# Catching walleyes below thermocline



## jerry hunsley (Jan 20, 2006)

Last night I went up on Peoria Flat on Lake Oahe. Tried pulling plugs in 30 to 35 feet and no luck. I saw a few fish but no hits. I went out into deeper water and there were fish all over. I could see what I presume was a thermocline at 50 ft. and from 50 to 90 ft. there was fish all over the place. That seemed to be consistant on the whole lower end. Maybe some of them weren't walleyes but I got to believe a lot of them were. Here's the question? How do you catch them? I had lead core which I tried but I wasn't getting down that deep. Would snap weights work better with line counter or what. Got any ideas ?


----------



## Ima870man (Oct 29, 2003)

By any means am I any type of expert on this subject, but I do not think you will find many fish below a well defined thermocline. A well defined stratification containing an epilimnion, thermocline, and hypolimnion will find most life, from the smallest plankton to fish, in the upper epilimnion layer. It would be nice to hear from any one who is well versed in this subject.

Thanks
Ima870man


----------



## jerry hunsley (Jan 20, 2006)

Ima870man said:


> By any means am I any type of expert on this subject, but I do not think you will find many fish below a well defined thermocline. A well defined stratification containing an epilimnion, thermocline, and hypolimnion will find most life, from the smallest plankton to fish, in the upper epilimnion layer. It would be nice to hear from any one who is well versed in this subject.
> 
> Thanks
> Ima870man


 Maybe it wasn't a thermocline but it sure was a lot of fish. There was a definite line through my depth finder and down below it were all these fish. :roll:


----------



## Canuck (Nov 10, 2004)

Sounders, or should I say "fish finders" often lie. Shut off the automatic features on your unit. Using the manual settings, try to tune the sensitivity to the point that you get a consistant line of what looks like bait fish. This is likely the thermocline. Fish will show up as strong "arches" with the thermocline tuned in. You might have to look for the arches among a lot of clutter. Once you have found suspended walleyes I would anchor, preferably setting two anchors front and back about 50 to 100 feet apart, this will require a bit of rope in your water depths! Once set up, I would target the suspended fish with light jigs and good size shiners. Small jigs work great when you anchor front and back to eliminate the swing of the boat. Of course if the lake is like glass there is no need to anchor.


----------



## jerry hunsley (Jan 20, 2006)

Canuck said:


> Sounders, or should I say "fish finders" often lie. Shut off the automatic features on your unit. Using the manual settings, try to tune the sensitivity to the point that you get a consistant line of what looks like bait fish. This is likely the thermocline. Fish will show up as strong "arches" with the thermocline tuned in. You might have to look for the arches among a lot of clutter. Once you have found suspended walleyes I would anchor, preferably setting two anchors front and back about 50 to 100 feet apart, this will require a bit of rope in your water depths! Once set up, I would target the suspended fish with light jigs and good size shiners. Small jigs work great when you anchor front and back to eliminate the swing of the boat. Of course if the lake is like glass there is no need to anchor.

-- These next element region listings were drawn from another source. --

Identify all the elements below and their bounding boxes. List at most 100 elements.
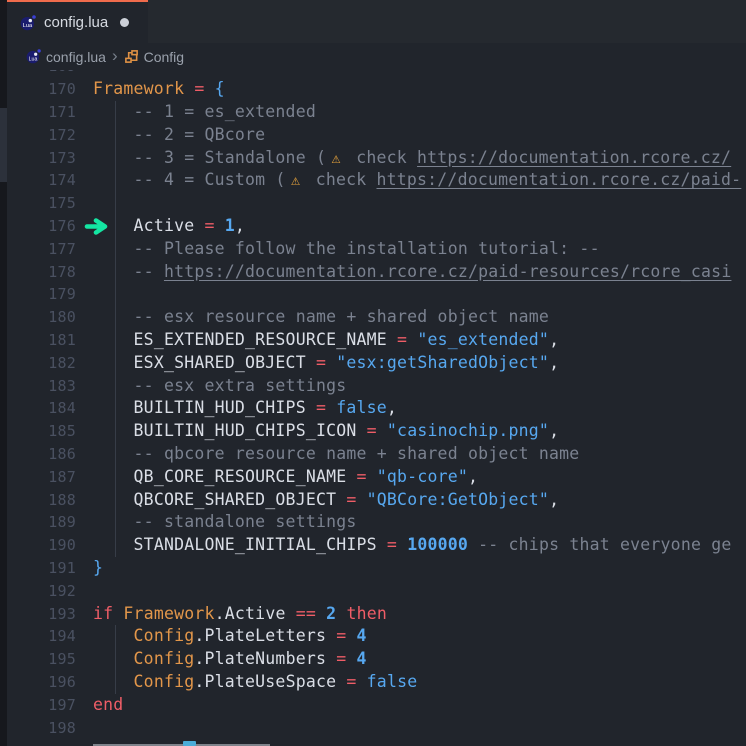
- line-number[interactable]: 190: [7, 534, 76, 557]
- line-number[interactable]: 176: [7, 215, 76, 238]
- line-number[interactable]: 196: [7, 671, 76, 694]
- code-line[interactable]: 180 -- esx resource name + shared object…: [7, 306, 746, 329]
- line-number[interactable]: 183: [7, 375, 76, 398]
- tab-config-lua[interactable]: Lua config.lua: [7, 0, 148, 43]
- code-line[interactable]: 183 -- esx extra settings: [7, 375, 746, 398]
- line-number[interactable]: 175: [7, 192, 76, 215]
- line-number[interactable]: 188: [7, 489, 76, 512]
- code-text: Config.PlateLetters = 4: [76, 625, 367, 648]
- line-number[interactable]: 180: [7, 306, 76, 329]
- line-number[interactable]: 192: [7, 580, 76, 603]
- code-line[interactable]: 179: [7, 283, 746, 306]
- code-text: [76, 717, 93, 740]
- code-line[interactable]: 177 -- Please follow the installation tu…: [7, 238, 746, 261]
- line-number[interactable]: 172: [7, 124, 76, 147]
- indent-guide: [115, 625, 116, 648]
- code-token: [93, 102, 134, 121]
- breadcrumb-item-symbol[interactable]: Config: [124, 49, 184, 65]
- line-number[interactable]: 191: [7, 557, 76, 580]
- line-number[interactable]: 184: [7, 397, 76, 420]
- line-number[interactable]: 187: [7, 466, 76, 489]
- code-editor[interactable]: 169170Framework = {171 -- 1 = es_extende…: [7, 70, 746, 746]
- code-token: then: [346, 604, 387, 623]
- current-line-arrow-icon: [84, 218, 114, 235]
- url-link[interactable]: https://documentation.rcore.cz/paid-: [377, 170, 742, 189]
- line-number[interactable]: 186: [7, 443, 76, 466]
- url-link[interactable]: https://documentation.rcore.cz/paid-reso…: [164, 262, 732, 281]
- line-number[interactable]: 174: [7, 169, 76, 192]
- code-line[interactable]: [7, 739, 746, 746]
- code-token: [93, 535, 134, 554]
- code-line[interactable]: 169: [7, 70, 746, 78]
- code-line[interactable]: 189 -- standalone settings: [7, 511, 746, 534]
- line-number[interactable]: 169: [7, 70, 76, 78]
- code-line[interactable]: 174 -- 4 = Custom (⚠ check https://docum…: [7, 169, 746, 192]
- code-token: [286, 604, 296, 623]
- url-link[interactable]: https://documentation.rcore.cz/: [417, 148, 731, 167]
- code-line[interactable]: 197end: [7, 694, 746, 717]
- line-number[interactable]: 185: [7, 420, 76, 443]
- code-line[interactable]: 192: [7, 580, 746, 603]
- indent-guide: [115, 375, 116, 398]
- indent-guide: [115, 169, 116, 192]
- code-line[interactable]: 171 -- 1 = es_extended: [7, 101, 746, 124]
- line-number[interactable]: 195: [7, 648, 76, 671]
- indent-guide: [115, 192, 116, 215]
- code-text: [76, 283, 93, 306]
- line-number[interactable]: 194: [7, 625, 76, 648]
- line-number[interactable]: 178: [7, 261, 76, 284]
- modified-dot-icon[interactable]: [120, 18, 129, 27]
- line-number[interactable]: 198: [7, 717, 76, 740]
- code-line[interactable]: 170Framework = {: [7, 78, 746, 101]
- code-token: PlateNumbers: [205, 649, 327, 668]
- code-token: [194, 216, 204, 235]
- code-line[interactable]: 173 -- 3 = Standalone (⚠ check https://d…: [7, 147, 746, 170]
- line-number[interactable]: 197: [7, 694, 76, 717]
- code-line[interactable]: 181 ES_EXTENDED_RESOURCE_NAME = "es_exte…: [7, 329, 746, 352]
- code-token: QB_CORE_RESOURCE_NAME: [134, 467, 347, 486]
- code-token: [93, 239, 134, 258]
- code-line[interactable]: 190 STANDALONE_INITIAL_CHIPS = 100000 --…: [7, 534, 746, 557]
- code-line[interactable]: 172 -- 2 = QBcore: [7, 124, 746, 147]
- line-number[interactable]: 189: [7, 511, 76, 534]
- code-token: [357, 421, 367, 440]
- code-line[interactable]: 188 QBCORE_SHARED_OBJECT = "QBCore:GetOb…: [7, 489, 746, 512]
- code-token: "esx:getSharedObject": [336, 353, 549, 372]
- line-number[interactable]: 171: [7, 101, 76, 124]
- code-line[interactable]: 191}: [7, 557, 746, 580]
- sidebar-scrollbar-thumb[interactable]: [0, 108, 7, 182]
- line-number[interactable]: 177: [7, 238, 76, 261]
- code-token: ,: [549, 490, 559, 509]
- code-token: }: [93, 558, 103, 577]
- code-token: [93, 330, 134, 349]
- code-line[interactable]: 196 Config.PlateUseSpace = false: [7, 671, 746, 694]
- code-token: PlateLetters: [205, 626, 327, 645]
- code-line[interactable]: 185 BUILTIN_HUD_CHIPS_ICON = "casinochip…: [7, 420, 746, 443]
- lua-file-icon: Lua: [26, 49, 41, 64]
- line-number[interactable]: 182: [7, 352, 76, 375]
- line-number[interactable]: 181: [7, 329, 76, 352]
- code-token: [377, 421, 387, 440]
- line-number[interactable]: 173: [7, 147, 76, 170]
- code-line[interactable]: 187 QB_CORE_RESOURCE_NAME = "qb-core",: [7, 466, 746, 489]
- code-text: STANDALONE_INITIAL_CHIPS = 100000 -- chi…: [76, 534, 732, 557]
- line-number[interactable]: [7, 739, 76, 746]
- code-line[interactable]: 178 -- https://documentation.rcore.cz/pa…: [7, 261, 746, 284]
- code-line[interactable]: 198: [7, 717, 746, 740]
- code-line[interactable]: 175: [7, 192, 746, 215]
- line-number[interactable]: 193: [7, 603, 76, 626]
- code-token: ,: [549, 330, 559, 349]
- code-line[interactable]: 195 Config.PlateNumbers = 4: [7, 648, 746, 671]
- code-line[interactable]: 193if Framework.Active == 2 then: [7, 603, 746, 626]
- code-line[interactable]: 184 BUILTIN_HUD_CHIPS = false,: [7, 397, 746, 420]
- line-number[interactable]: 179: [7, 283, 76, 306]
- breadcrumb-item-file[interactable]: Lua config.lua: [26, 49, 106, 65]
- code-line[interactable]: 176 Active = 1,: [7, 215, 746, 238]
- code-line[interactable]: 194 Config.PlateLetters = 4: [7, 625, 746, 648]
- indent-guide: [115, 352, 116, 375]
- svg-text:Lua: Lua: [23, 23, 33, 29]
- code-line[interactable]: 186 -- qbcore resource name + shared obj…: [7, 443, 746, 466]
- code-line[interactable]: 182 ESX_SHARED_OBJECT = "esx:getSharedOb…: [7, 352, 746, 375]
- line-number[interactable]: 170: [7, 78, 76, 101]
- code-token: [357, 490, 367, 509]
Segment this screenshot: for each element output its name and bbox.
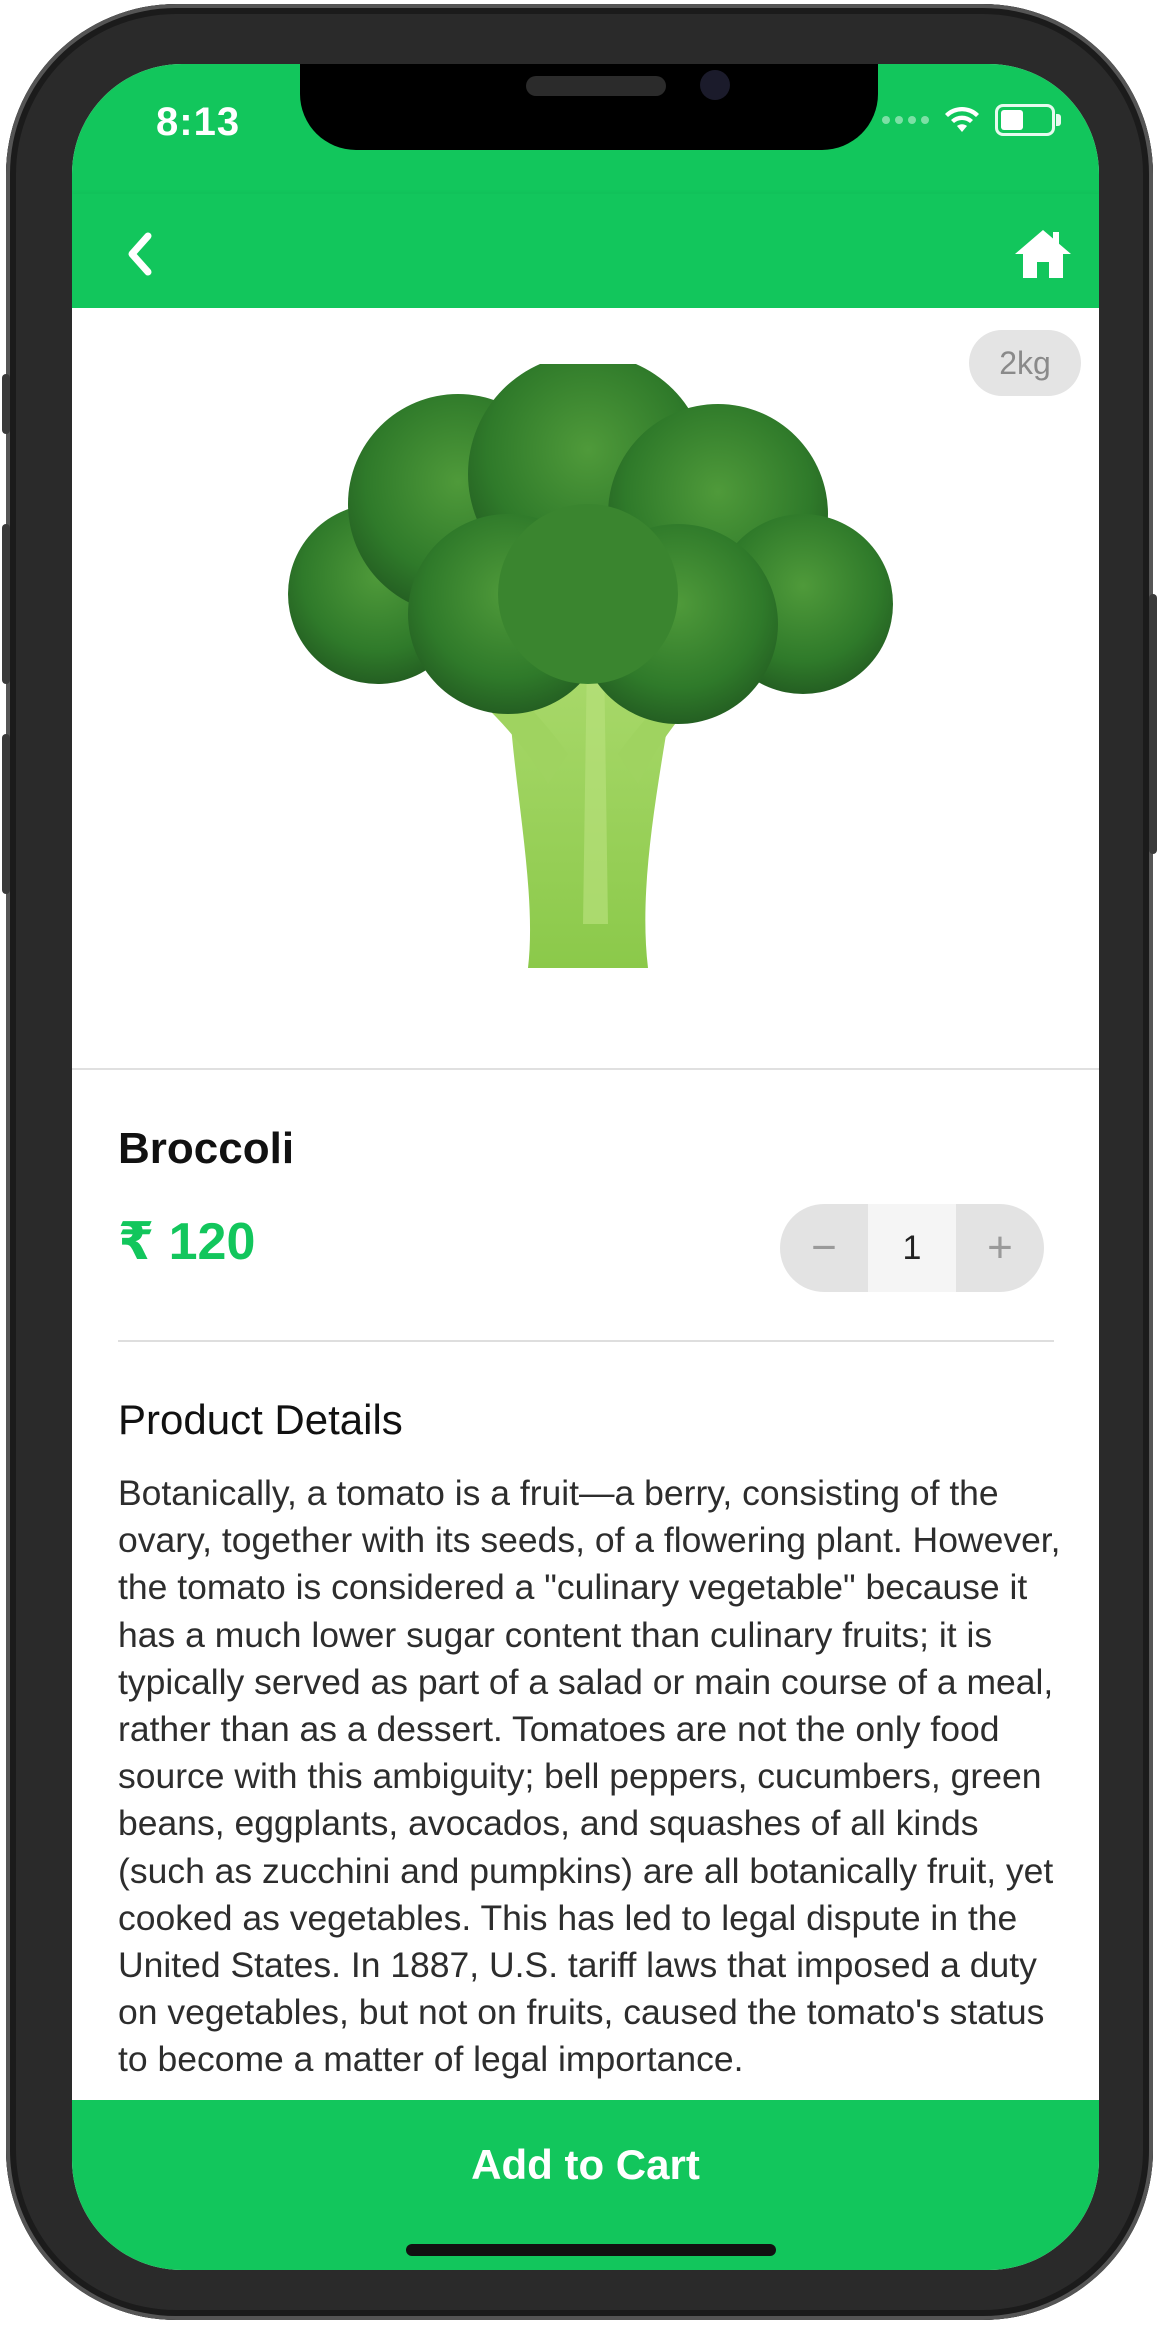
power-button [1149, 594, 1157, 854]
home-icon [1015, 230, 1071, 278]
cellular-signal-icon [882, 116, 929, 124]
wifi-icon [945, 106, 979, 132]
quantity-value: 1 [868, 1204, 956, 1292]
cart-bar: Add to Cart [72, 2100, 1099, 2270]
home-button[interactable] [1011, 222, 1075, 286]
quantity-stepper: − 1 + [780, 1204, 1044, 1292]
chevron-left-icon [128, 232, 152, 276]
broccoli-image [288, 364, 893, 968]
notch [300, 64, 878, 150]
details-text: Botanically, a tomato is a fruit—a berry… [118, 1473, 1061, 2080]
battery-icon [995, 104, 1061, 136]
add-to-cart-button[interactable]: Add to Cart [72, 2100, 1099, 2230]
back-button[interactable] [112, 224, 172, 284]
speaker-grille [526, 76, 666, 96]
status-bar: 8:13 [72, 64, 1099, 194]
product-info: Broccoli ₹ 120 − 1 + [118, 1124, 1054, 1292]
front-camera [700, 70, 730, 100]
phone-frame: 8:13 2kg Broccoli ₹ 120 − 1 + Product De… [2, 4, 1157, 2320]
volume-down-button [2, 734, 10, 894]
product-image-area: 2kg [72, 308, 1099, 1070]
status-icons [882, 104, 1061, 136]
status-time: 8:13 [156, 100, 241, 144]
product-name: Broccoli [118, 1124, 295, 1173]
increase-quantity-button[interactable]: + [956, 1204, 1044, 1292]
weight-badge: 2kg [969, 330, 1081, 396]
decrease-quantity-button[interactable]: − [780, 1204, 868, 1292]
app-bar [72, 194, 1099, 308]
home-indicator[interactable] [406, 2244, 776, 2256]
screen: 8:13 2kg Broccoli ₹ 120 − 1 + Product De… [72, 64, 1099, 2270]
divider [118, 1340, 1054, 1342]
mute-switch [2, 374, 10, 434]
volume-up-button [2, 524, 10, 684]
details-title: Product Details [118, 1396, 403, 1443]
product-price: ₹ 120 [118, 1213, 256, 1271]
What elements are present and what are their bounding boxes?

 I'll try that, next time out. I had my sensitivity in manual and I saw a lot of nice hooks. Thanks


----------



## Hollywood (Jan 22, 2006)

I'll bet you found the fish. A couple methods that work well locally when they are deep is vertical jigging blade baits (heddon sonars are a favorite)
or if you prefer trolling get some "dipsey divers" you'll want the larger size for the depths you described. Use fireline or equivalent as regular mono stretches like crazy at that depth & sharpen your hooks well. After our thermocline sets up we do almost all of our fishing right at or a foot or so above the line- often bait is just above the line- predators below it. Keep mixing it up til you figure it out- this is what makes fishin' fun!


----------



## jerry hunsley (Jan 20, 2006)

Hollywood said:


> I'll bet you found the fish. A couple methods that work well locally when they are deep is vertical jigging blade baits (heddon sonars are a favorite)
> or if you prefer trolling get some "dipsey divers" you'll want the larger size for the depths you described. Use fireline or equivalent as regular mono stretches like crazy at that depth & sharpen your hooks well. After our thermocline sets up we do almost all of our fishing right at or a foot or so above the line- often bait is just above the line- predators below it. Keep mixing it up til you figure it out- this is what makes fishin' fun!


 Thanks Hollywood :beer:


----------



## Invector (Jan 13, 2006)

Only a few times will you find fish below the thermocline. In short the water below the thermocline is low of O2, fish will venture into it one and off if temp there is best or pH level is better then the rest of the lake. Usually eyes and other fish like salmon and trout will stick close to it when they are looking for feed in open water. I have no guesses on what it would have been down there, but gass pockets, planckton, and other material could have been sending the echo back at you.


----------



## mallard (Mar 27, 2002)

I dont think it is a true thermocline where oxygen is absent below it.There probably is a temperature break that attracts plankton and that is what you are seeing on the graph.By far the best presentation would be to run downriggers above it.If you do not have any riggers go with leadcore.


----------



## mnwatrfwl (Sep 16, 2005)

If you did find the thermocline arcs above would be walleyes, below is typically white fish (tulibees) or crappies. Walleyes cannot survive on the lower oxygen below the thermocline. Easiest way to find out what is what use a camera to see what is what ya might be surprised.


----------



## Invector (Jan 13, 2006)

Some types of alge can form at a sertain depth and hold there depending on weather and position on their cycle they are in.


----------